Yet, debt-wary lawmakers will ensure that Mr Trump's promises to invest historic sums to upgrade substandard US roads, bridges, ports, and airports will take longer than he expects and produce a smaller package than promised. Further, the new President won't deliver on the most ambitious of his plans to sharply cut the corporate tax rate. In fact, Congress won't accomplish much of anything until Mr Trump and the Republican Party leadership find a way to credibly end the Obama healthcare programme without stripping millions of voters of their health insurance, assuming that's possible.
Mr Trump will spend much more on the Pentagon, though the new money won't change his opinion that US military might should be used exclusively to advance narrowly defined US security and commercial interests. Trade won't be back on the agenda anytime soon. Mega deals with Asian and European partners are dead. Potential deals with Britain and Japan will take years to negotiate. Other agreements are unlikely, at least for now.

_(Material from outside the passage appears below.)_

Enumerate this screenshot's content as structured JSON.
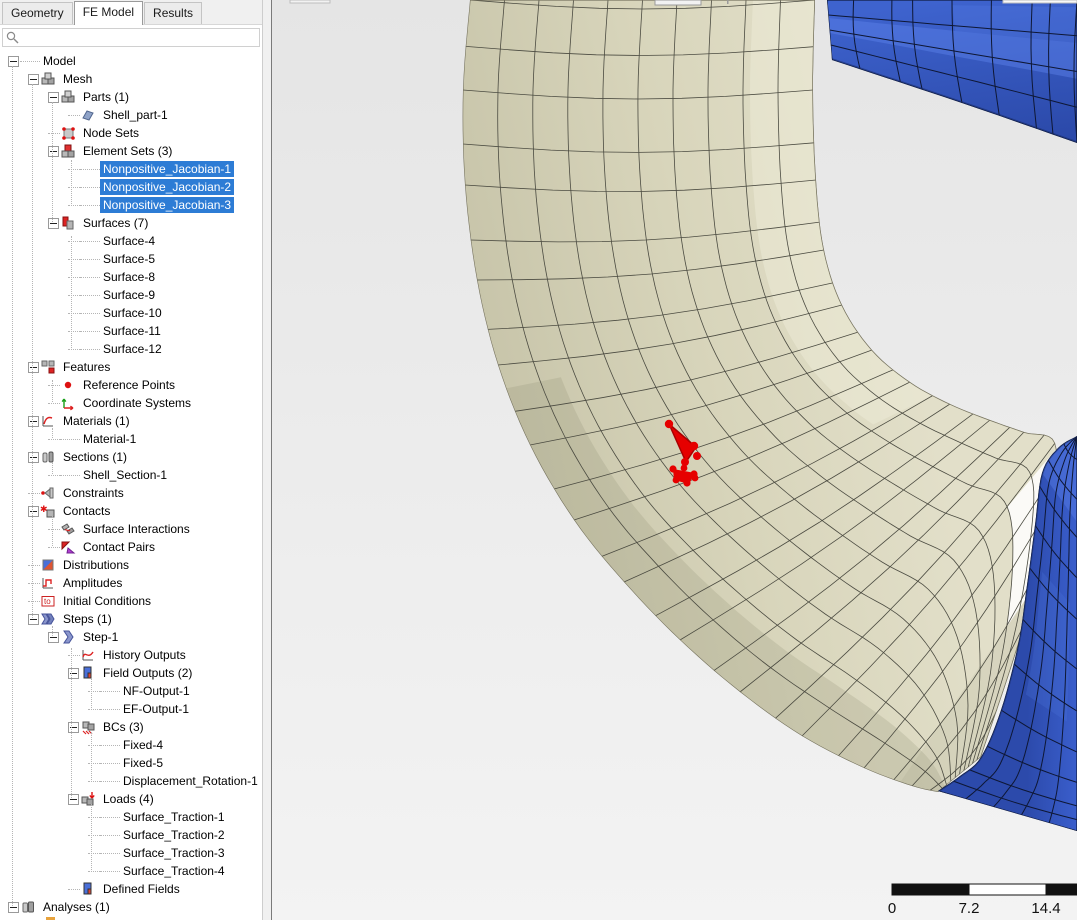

It's also inevitable that, in the US as well as elsewhere, more jobs will be lost to advances in automation and the expansion of artificial intelligence at the workplace. A 2015 study conducted by Ball State University found that automation and related factors, not trade, accounted for 88 per cent of lost manufacturing jobs. In addition, artificial intelligence is reducing the number of - and changing the skill sets needed for - a fast-growing number of service sector jobs. More than half of jobs in the retail sector could be lost, and two-thirds of jobs in the finance and insurance sectors are likely to disappear when computers are able to understand speech as well as humans do, according to the study. That might be the biggest obstacle to Mr Trump's plans to put middle- and working-class voters back to work.
Economic frustration will make the US an even less predictable international actor, because Mr Trump has persuaded his core supporters that outsiders - China and Mexico, in particular - are to blame for "stealing" US jobs and that some allies are free-riding on US military support. If the real US economy continues to generate growth and wealth without jobs, and more working-class Americans feel left behind, Mr Trump's search for scapegoats will become an even more important part of his foreign and trade policies.
As if Mr Donald J. Trump weren't unpredictable enough.
- The writer is the president of Eurasia Group and author of Superpower: Three Choices For America's Role In The World.